Peu de choses rivalisent avec une belle tranche de pain de campagne posée à côté d’une soupe ou d’un plateau de fromages. Cette variété rustique séduit par son goût franc, sa mie dense et sa croûte qui craque sous le couteau. On l’associe volontiers au savoir-faire d’un artisan, et pourtant votre machine à pain sait très bien reproduire ce résultat, à condition de connaître deux ou trois réglages. On vous explique ici comment sortir un pain de campagne digne de ce nom, sans y passer votre dimanche.
Les ingrédients nécessaires pour faire du pain de campagne
La base d’un bon pain de campagne tient en quatre éléments : farine, eau, sel et levure. C’est le choix de la farine qui fait tout le caractère. On aime couper une farine de blé T65 avec 15 à 20 % de farine de seigle ou de blé complet : c’est ce petit pourcentage qui apporte le goût rustique et la couleur ambrée typiques, sans alourdir la mie. Pour la levure, la version instantanée reste la plus fiable en machine, car elle se mélange directement à la farine sans réhydratation préalable. Comptez environ 500 grammes de farine pour un pain de taille moyenne, et surtout ne lésinez pas sur le sel (autour de 9 grammes) : c’est lui qui empêche la mie de rester fade.
Comment préparer la pâte à pain de campagne
Préparer la pâte à pain de campagne avec une machine à pain ne demande aucune technique particulière. Versez d’abord les éléments secs dans la cuve, en réservant l’eau pour la fin, et respectez l’ordre indiqué par votre appareil (souvent liquides en bas, levure à l’écart du sel). Lancez ensuite le programme de pétrissage et laissez la machine travailler une trentaine de minutes. Un point qui change tout : jetez un œil à la pâte après cinq minutes. Elle doit former une boule souple qui se décolle des parois. Trop sèche, ajoutez l’eau cuillère par cuillère ; trop collante, une pointe de farine suffit. Le pain de campagne aime une pâte plutôt hydratée, autour de 65 % d’eau par rapport au poids de farine.
La cuisson du pain de campagne
Une fois le cycle de pétrissage terminé, sortez la pâte et donnez-lui quelques replis à la main pour resserrer la boule. Déposez-la sur une plaque garnie de papier sulfurisé, puis laissez lever dans un endroit tempéré (idéalement autour de 25° C) pendant une bonne heure : la pâte doit presque doubler. Pendant ce temps, préchauffez le four à 220° C et glissez un récipient d’eau sur la grille du bas. Cette vapeur est le secret d’une croûte qui claque. Enfournez ensuite pour 35 à 40 minutes. Fiez-vous à la couleur (un brun doré soutenu) et, si vous avez un thermomètre, visez 96° C à cœur : c’est le repère qui garantit une mie cuite sans pain trop sec.

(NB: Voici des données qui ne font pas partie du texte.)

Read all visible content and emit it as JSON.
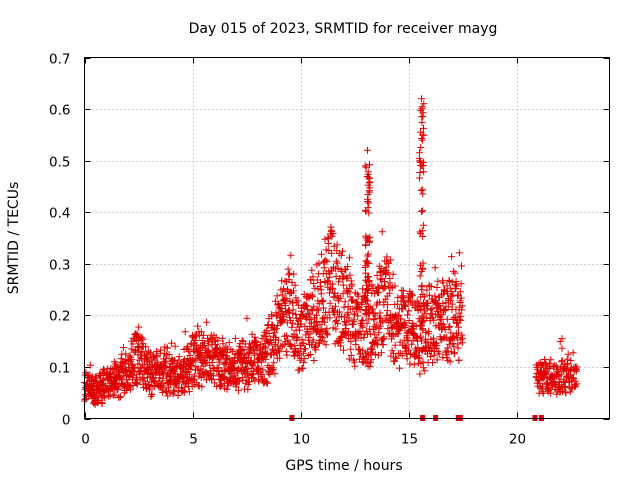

Le duo gagnant : croûte qui craque, mie fondante
Pour une belle croûte croustillante, humidifiez le pâton juste avant d’enfourner. Un pinceau en silicone trempé dans l’eau ou quelques pulvérisations font l’affaire, en complément de la vapeur déjà présente dans le four. Côté mie, tout se joue en amont : une farine à bonne teneur en gluten donne du réseau et de la tenue, tandis qu’un filet de lait ou un œuf ajouté à la recette apporte du moelleux et une texture plus aérée. À vous de doser selon que vous préférez un pain rustique et serré ou une version plus tendre.
En gardant ces quelques repères en tête, votre machine à pain vous sortira un pain de campagne à la hauteur d’une boulangerie de quartier. Il ne reste plus qu’à couper une tranche encore tiède et à voir combien de temps elle survit sur la table … Lancez-vous, le pain maison n’a rien d’intimidant une fois qu’on tient ses réglages.